Demo Unclear Expected Result
I think this is close.
- note baseData is a Common table expression just mocking up sample data
- it can be omitted and the next lines adjusted to reference your tablename.
- I'm not exactly sure what output you're after
- how to handle the conditions such as my "2" which when combined with another runner will cause multiple users to be "valid"
- If it's Runner 1+ Runner 2 value > 0 or Runner 1 > 0 or Runner 2 > 0...
- if the former need more test data staged to sample edge cases.
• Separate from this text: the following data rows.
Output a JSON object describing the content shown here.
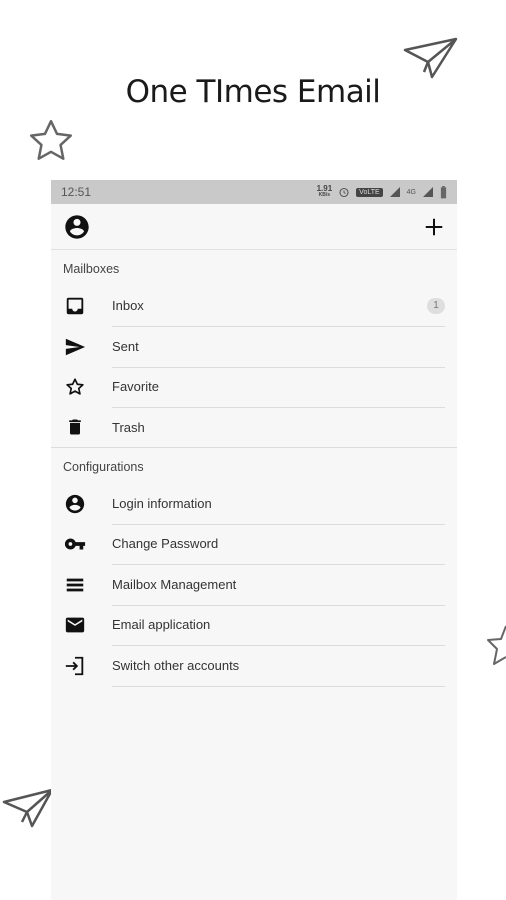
{
  "headline": "One TImes Email",
  "status_bar": {
    "time": "12:51",
    "net_speed_value": "1.91",
    "net_speed_unit": "KB/s",
    "lte_label": "VoLTE",
    "signal_label": "4G"
  },
  "mailboxes": {
    "title": "Mailboxes",
    "items": [
      {
        "label": "Inbox",
        "icon": "inbox-icon",
        "badge": "1"
      },
      {
        "label": "Sent",
        "icon": "send-icon"
      },
      {
        "label": "Favorite",
        "icon": "star-outline-icon"
      },
      {
        "label": "Trash",
        "icon": "trash-icon"
      }
    ]
  },
  "configurations": {
    "title": "Configurations",
    "items": [
      {
        "label": "Login information",
        "icon": "account-circle-icon"
      },
      {
        "label": "Change Password",
        "icon": "key-icon"
      },
      {
        "label": "Mailbox Management",
        "icon": "menu-icon"
      },
      {
        "label": "Email application",
        "icon": "mail-icon"
      },
      {
        "label": "Switch other accounts",
        "icon": "switch-account-icon"
      }
    ]
  },
  "colors": {
    "statusbar": "#c9c9c9",
    "panel": "#f7f7f7",
    "icon": "#111111"
  }
}
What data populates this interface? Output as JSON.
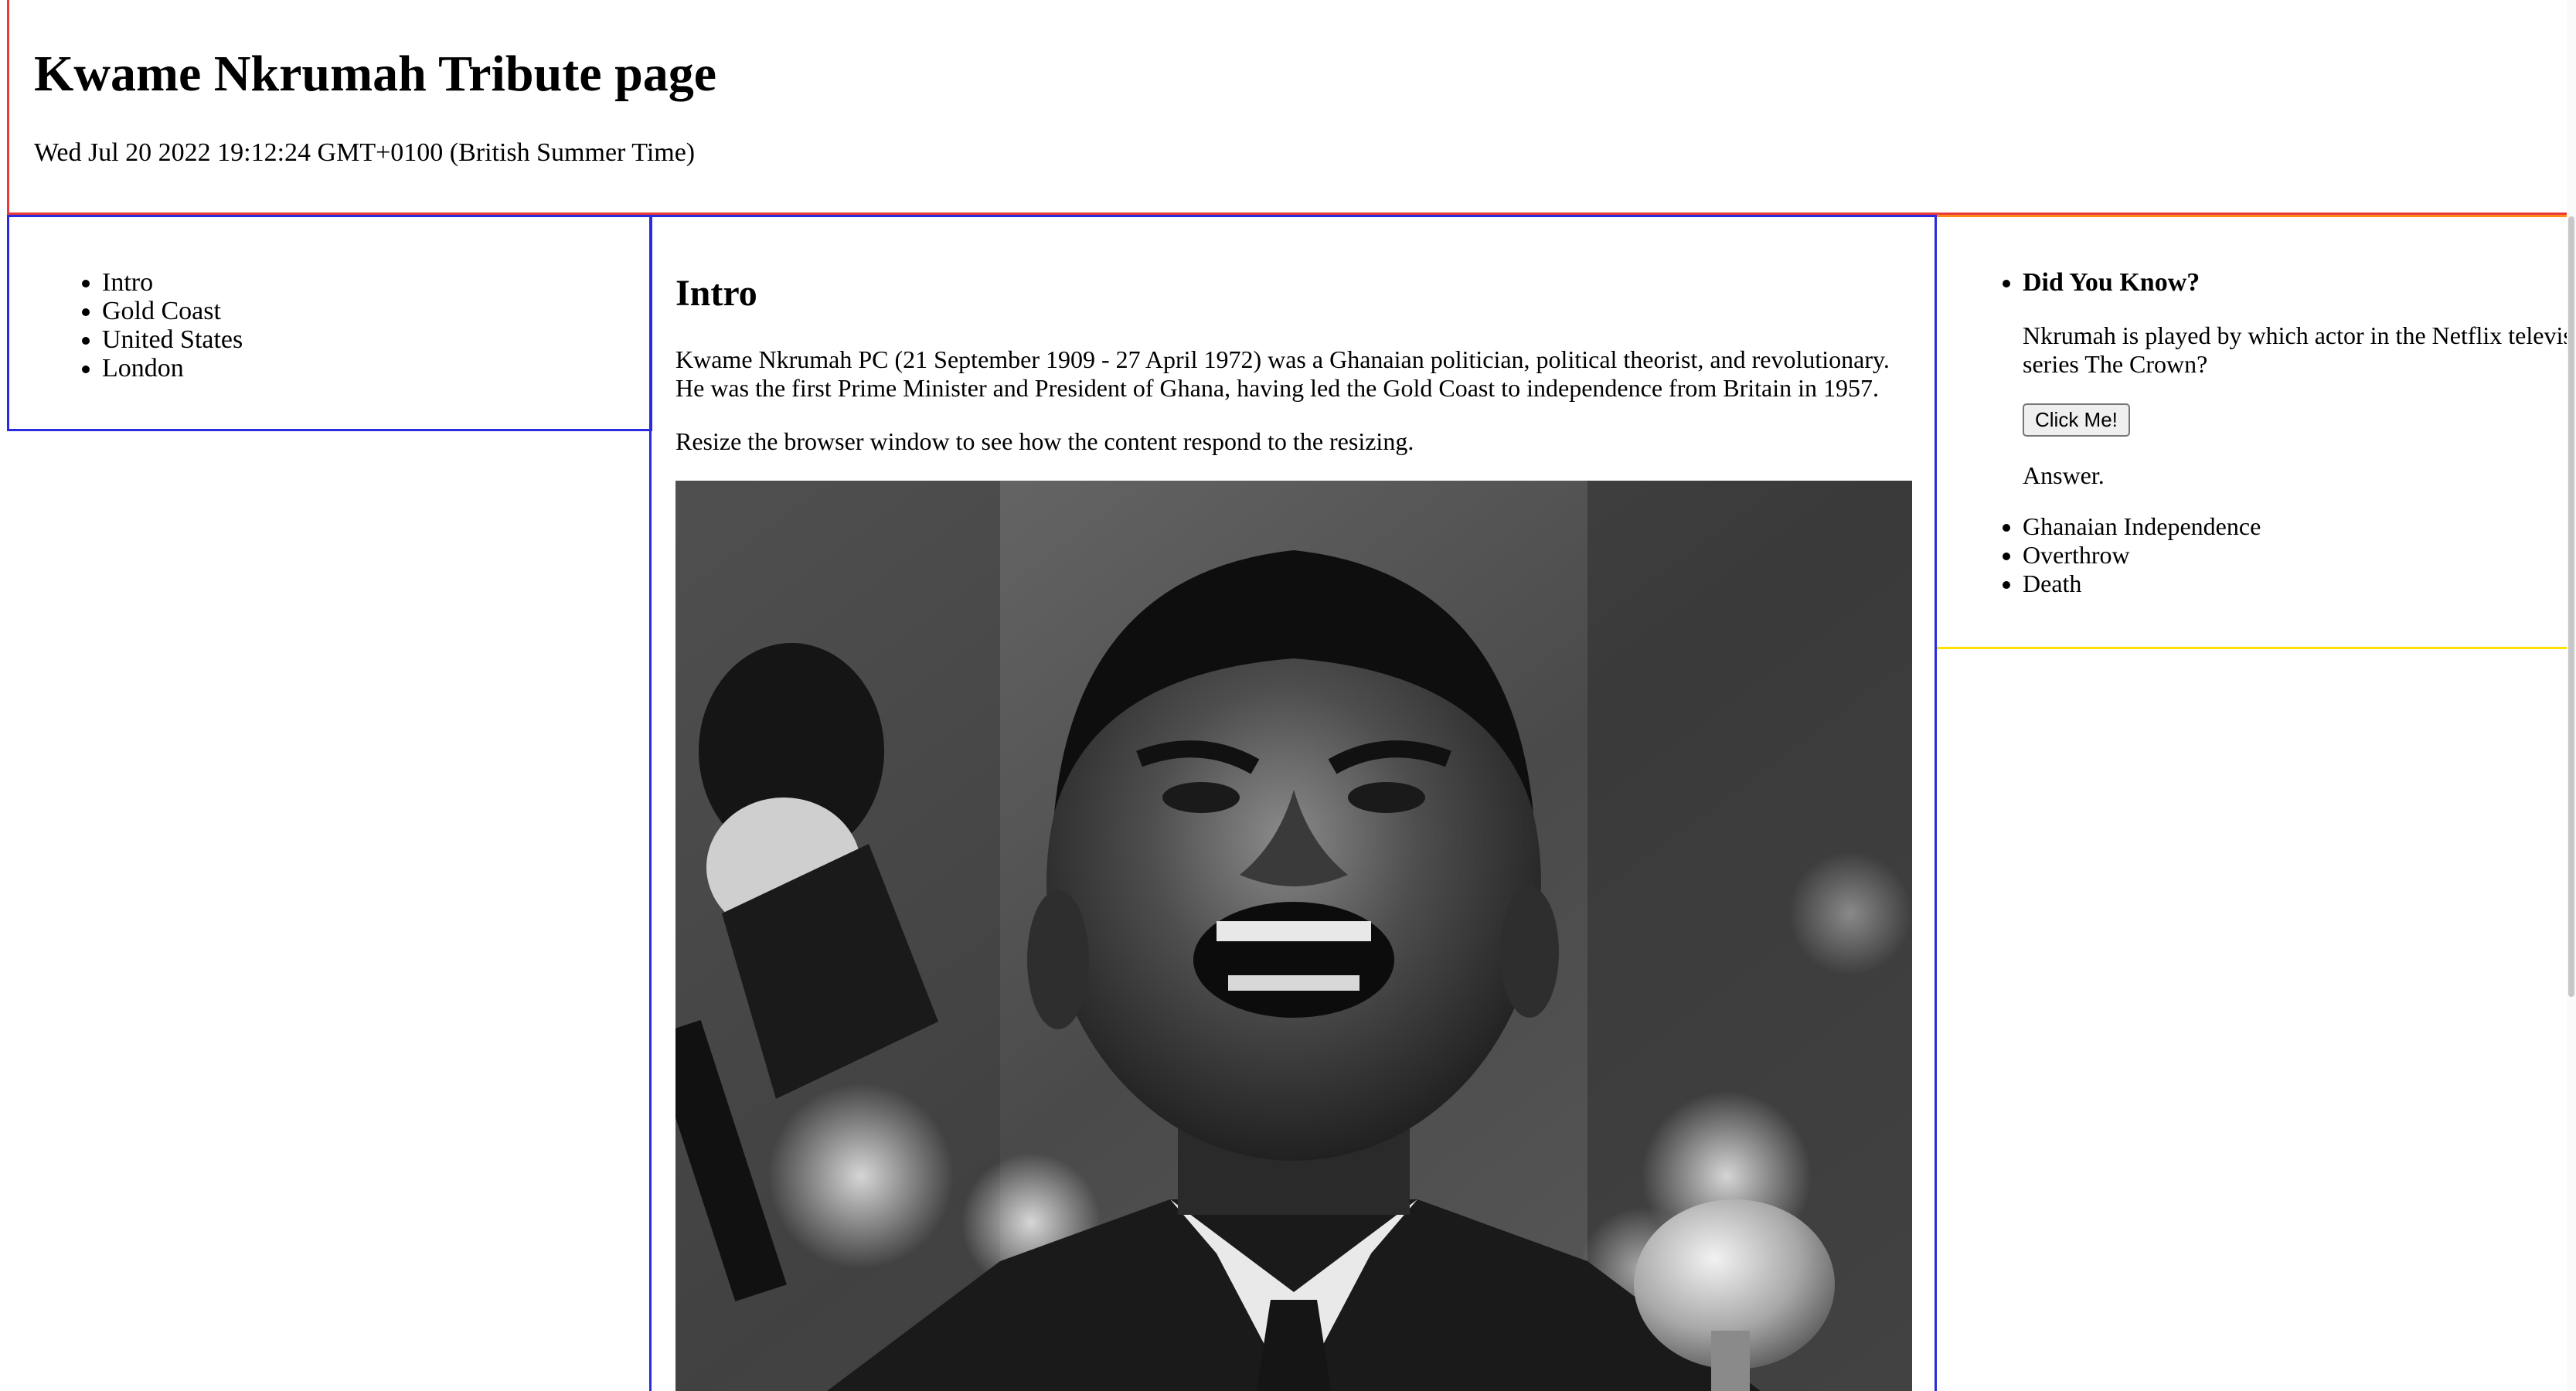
{
  "header": {
    "title": "Kwame Nkrumah Tribute page",
    "date": "Wed Jul 20 2022 19:12:24 GMT+0100 (British Summer Time)"
  },
  "nav": {
    "items": [
      "Intro",
      "Gold Coast",
      "United States",
      "London"
    ]
  },
  "main": {
    "heading": "Intro",
    "bio": "Kwame Nkrumah PC (21 September 1909 - 27 April 1972) was a Ghanaian politician, political theorist, and revolutionary. He was the first Prime Minister and President of Ghana, having led the Gold Coast to independence from Britain in 1957.",
    "resize_note": "Resize the browser window to see how the content respond to the resizing.",
    "image": {
      "subject": "black-and-white portrait of Kwame Nkrumah speaking at microphones"
    }
  },
  "sidebar": {
    "did_you_know_title": "Did You Know?",
    "question": "Nkrumah is played by which actor in the Netflix television series The Crown?",
    "button_label": "Click Me!",
    "answer_label": "Answer.",
    "events": [
      "Ghanaian Independence",
      "Overthrow",
      "Death"
    ]
  },
  "colors": {
    "header_border": "#e83a3a",
    "nav_border": "#2a2ae0",
    "main_border": "#2a2ae0",
    "sidebar_top_border": "#ff8c1a",
    "sidebar_bottom_border": "#ffe000"
  }
}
Cases I'm not sure how to handle
- If a runner by themselves fulfills the requirement their existence means all combinations of "2" runners involving that runner would also meet the requirement
- if two runners together meet the requirement of value > 0 for all years... then the inverse pair would as well (1,2), (2,1) I think I can eliminate this by ensuring matches only occur when Runner1<=Runner2 (Commented out below)
.
with BaseData as (
SELECT 1 Runner, 2015 YR, -8.29 value UNION ALL
SELECT 1 Runner, 2016 YR, -8.29 value UNION ALL
SELECT 1 Runner, 2017 YR, -8.29 value UNION ALL
SELECT 1 Runner, 2018 YR, -8.29 value UNION ALL
SELECT 1 Runner, 2019 YR, -8.29 value UNION ALL
SELECT 2 Runner, 2015 YR, 1 value UNION ALL
SELECT 2 Runner, 2016 YR, 1 value UNION ALL
SELECT 2 Runner, 2017 YR, 1 value UNION ALL
SELECT 2 Runner, 2018 YR, 1 value UNION ALL
SELECT 2 Runner, 2019 YR, 1 value UNION ALL
SELECT 3 Runner, 2015 YR, 1 value UNION ALL
SELECT 3 Runner, 2016 YR, -1 value UNION ALL
SELECT 3 Runner, 2017 YR, -1 value UNION ALL
SELECT 3 Runner, 2018 YR, -1 value UNION ALL
SELECT 3 Runner, 2019 YR, -1 value UNION ALL
SELECT 4 Runner, 2015 YR, -1 value UNION ALL
SELECT 4 Runner, 2016 YR, 1 value UNION ALL
SELECT 4 Runner, 2017 YR, 1 value UNION ALL
SELECT 4 Runner, 2018 YR, 1 value UNION ALL
SELECT 4 Runner, 2019 YR, 1 value),
CTE as (
SELECT A.Runner RUN1, B.Runner RUN2,
sum(case when A.value>0 and A.Runner = B.Runner then 1 else 0 end) as isValidYear,
count(A.YR) TotalYears,
sum(case when A.Runner=B.Runner then A.value else 0 end) as TotalValue,
/*not sure if this should be (A.Value > 0 or B.Value > 0) OR (A.Value+B.Value>0)*/
sum(case when A.runner<> B.Runner and (A.Value>0 OR B.Value > 0) then 1 end) as isValid2PersonYR
FROM BaseData A
CROSS JOIN BaseData B
WHERE A.YR=B.YR
/* AND A.Runner<=B.Runner*/
GROUP BY A.Runner, B.Runner
Order by A.Runner)
SELECT RUN1, Run2, sum(isValidYear) SumIsvalidYear, Sum(isValid2PersonYR) SumIsvalid2PersonYr, TotalYears
FROM CTE
GROUP BY Run1, Run2, TotalYears
HAVING SumisValidYear = Totalyears OR SumisValid2personYR=TotalYears
ORDER BY SumIsValid2PersonYr, Run1
Giving us:
Note the 1st line the runner 1 and 2 is the same, there is no 2nd person, so they did it on their own.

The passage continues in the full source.